Menurut Appadurai (dalam Uncapher, 1995:2), ada lima aliran besar yang mendorong laju peradaban pasar yang mengusung proses homogenisasi budaya dan mengancam eksistensi serta ketahanan bahasa, sastra, dan kebudayaan suatu bangsa atau masyarakat. Pertama, ethnoscapes ‘aliran manusia’, berkait dengan migrasi berbagai kelompok etnis dari satu negara ke negara lain. Mereka bukan hanya menularkan informasi baru tetapi juga kebudayaan dan cara hidup baru, secara langsung dan tidak langsung mereka melakukan penetrasi budaya. Kedua, mediascapes ‘aliran media’, berkait dengan penyebaran informasi melalui berbagai media seperti surat kabar, majalah, stasiun televisi, film, dan internet yang memiliki begitu banyak peminat dan mencuatkan citra-citra baru.

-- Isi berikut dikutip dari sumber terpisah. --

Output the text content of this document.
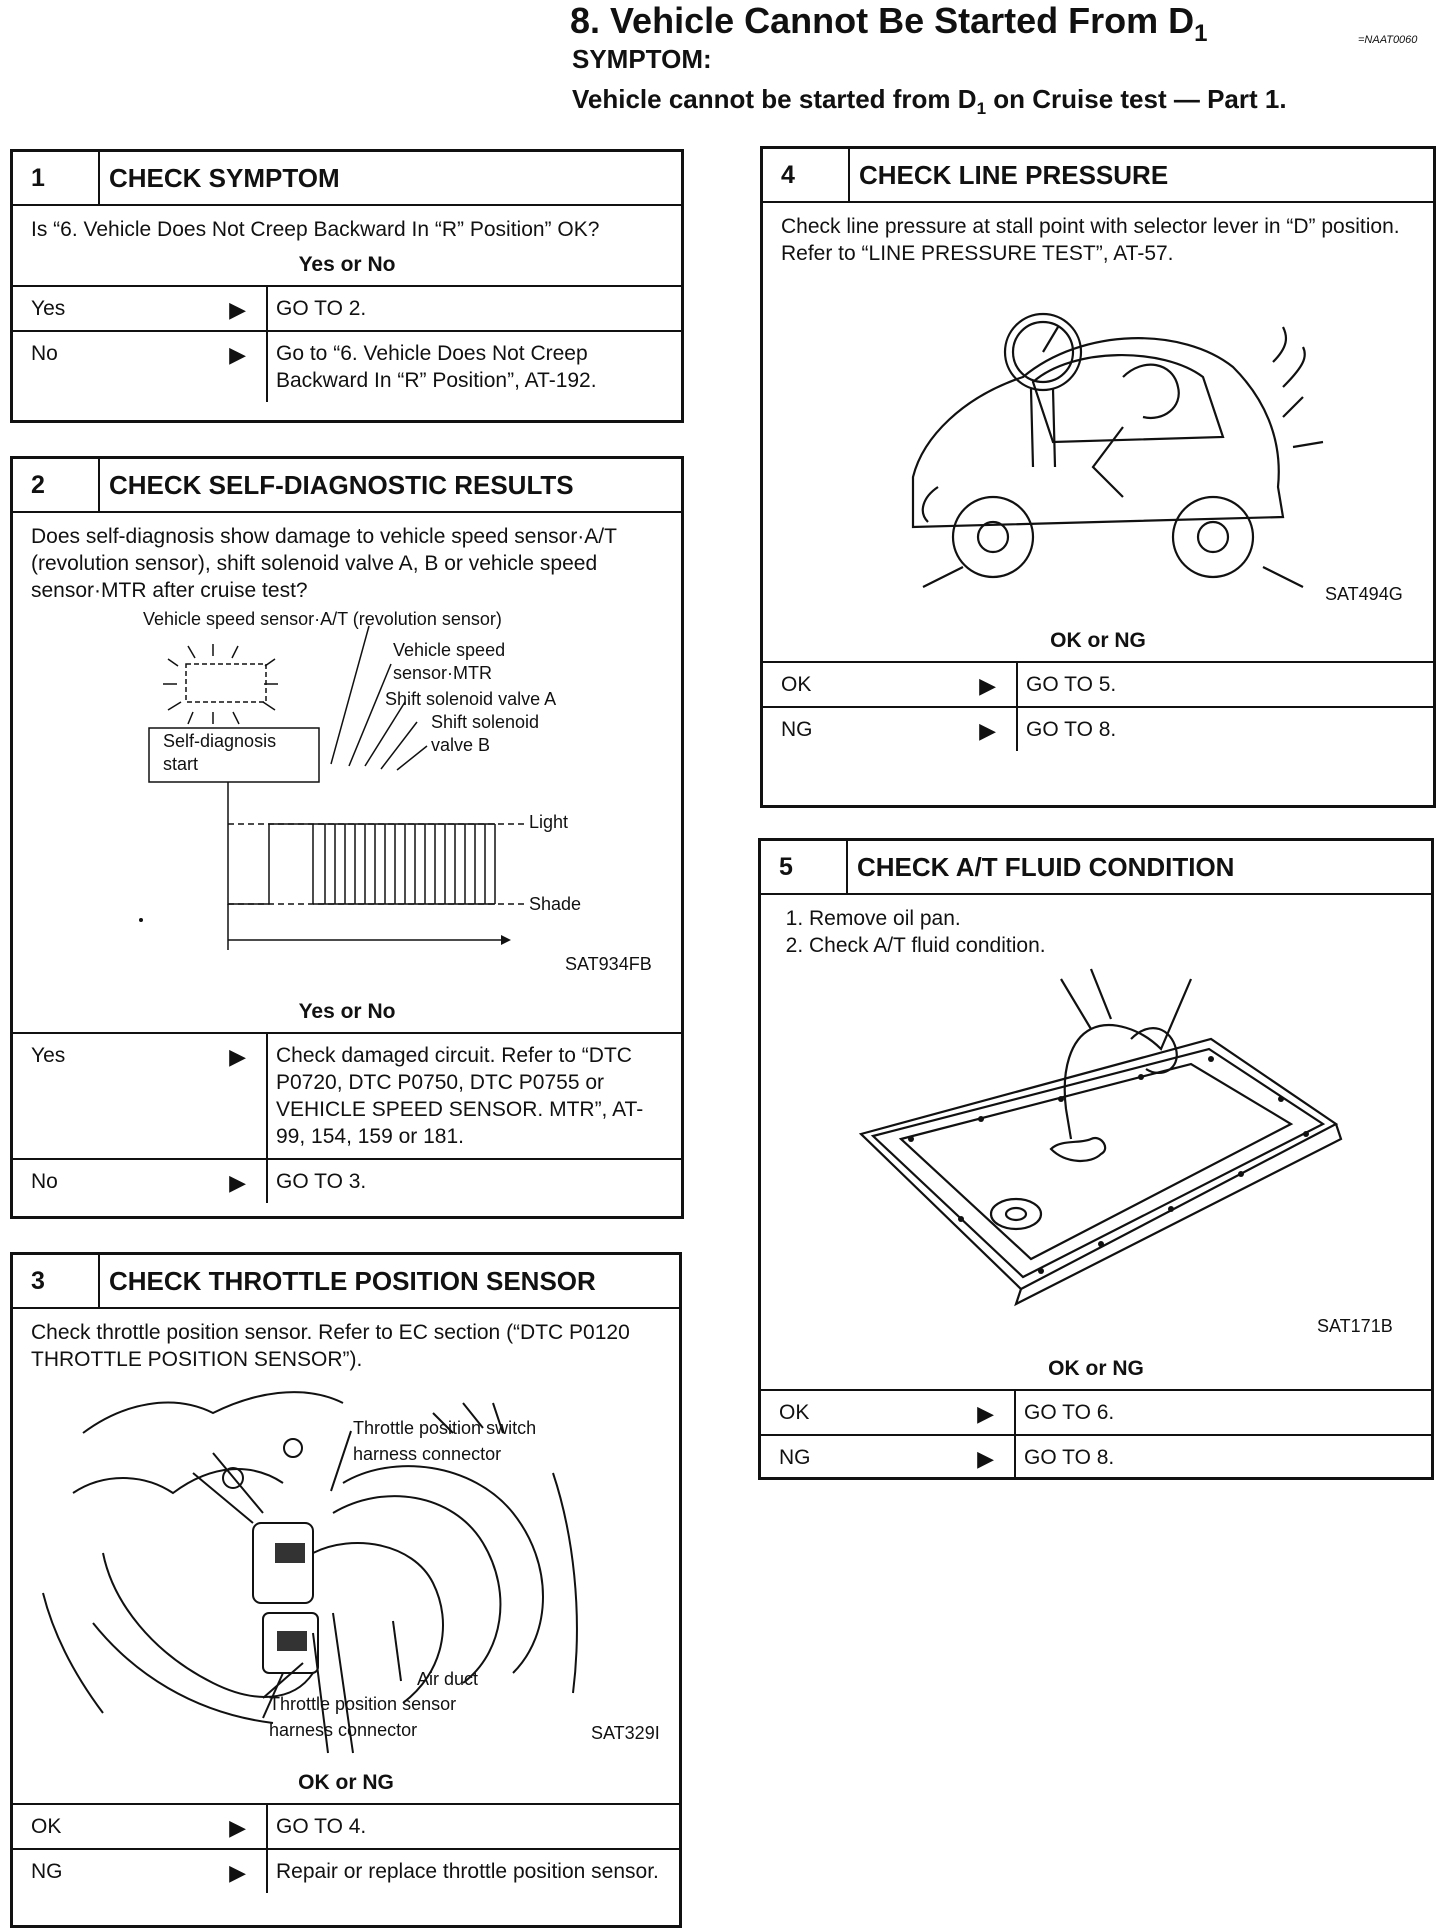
8. Vehicle Cannot Be Started From $D_1$	=NAAT0060
SYMPTOM:
Vehicle cannot be started from $D_1$ on Cruise test — Part 1.
1	CHECK SYMPTOM
Is “6. Vehicle Does Not Creep Backward In “R” Position” OK?
Yes or No
Yes	▶	GO TO 2.
No	▶	Go to “6. Vehicle Does Not Creep Backward In “R” Position”, AT-192.
2	CHECK SELF-DIAGNOSTIC RESULTS
Does self-diagnosis show damage to vehicle speed sensor·A/T (revolution sensor), shift solenoid valve A, B or vehicle speed sensor·MTR after cruise test?
Vehicle speed sensor·A/T (revolution sensor)
Vehicle speed
sensor·MTR
Shift solenoid valve A
Shift solenoid
valve B
Self-diagnosis
start
Light
Shade
SAT934FB
Yes or No
Yes	▶	Check damaged circuit. Refer to “DTC P0720, DTC P0750, DTC P0755 or VEHICLE SPEED SENSOR. MTR”, AT-99, 154, 159 or 181.
No	▶	GO TO 3.
3	CHECK THROTTLE POSITION SENSOR
Check throttle position sensor. Refer to EC section (“DTC P0120 THROTTLE POSITION SENSOR”).
Throttle position switch
harness connector
Air duct
Throttle position sensor
harness connector	SAT329I
OK or NG
OK	▶	GO TO 4.
NG	▶	Repair or replace throttle position sensor.
4	CHECK LINE PRESSURE
Check line pressure at stall point with selector lever in “D” position.
Refer to “LINE PRESSURE TEST”, AT-57.
SAT494G
OK or NG
OK	▶	GO TO 5.
NG	▶	GO TO 8.
5	CHECK A/T FLUID CONDITION
1. Remove oil pan.
2. Check A/T fluid condition.
SAT171B
OK or NG
OK	▶	GO TO 6.
NG	▶	GO TO 8.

Ketiga, finanscapes ‘aliran modal’. Keempat, technoscapes ‘teknologi canggih’. Kelima, ideoscapes ‘aliran ideologi’. Antara finanscapes, technoscapes, dan ideoscapes, baik yang dapat diterima atau berlawanan, baik yang moderat maupun yang radikal, mengalir dengan deras ke berbagai negara dan ‘menggenangi’ kehidupan manusia. “Postmodern adalah sebuah gejala yang membingungkan. Pikiran manusia terseret oleh wacana yang terkait dengan resistensi, pemindahan, dan perubahan gagasan tentang kebudayaan yang disimpulkan layaknya fenomena limbah, sesuatu yang sia-sia dan merupakan ekses” (Featherstone, 2007:21-22). Produkproduk yang dikeluarkan tidak dikaitkan dengan kebutuhan tetapi dengan akses. Akibatnya, tujuan produksi menjadi destruktif, dan kunci masalahnya berubah dari menyejahterakan menjadi sumber produk. Kelebihan energi diterjemahkan menjadi kelebihan produk dan barang, suatu proses pertumbuhan yang mencapai titik batasnya dalam entropi dan anomi. Untuk mengendalikan pertumbuhan secara efektif dan mengelola surplus, satu-satunya solusi adalah meminggirkan ekses yang mencuat dalam bentuk permainan, agama, seni, perang, dan kematian. Pertumbuhan ekonomi dilakukan melalui iming-iming berupa hadiah, berbagai turnamen, karnaval, dan konsumsi yang mencolok mata. Kapitalisme memproduksi citra dan situs konsumsi untuk membangun kenikmatan suasana secara berlebihan. Citra dan situs tersebut senyatanya makin mengaburkan batas-batas antara seni dan kehidupan sehari-hari.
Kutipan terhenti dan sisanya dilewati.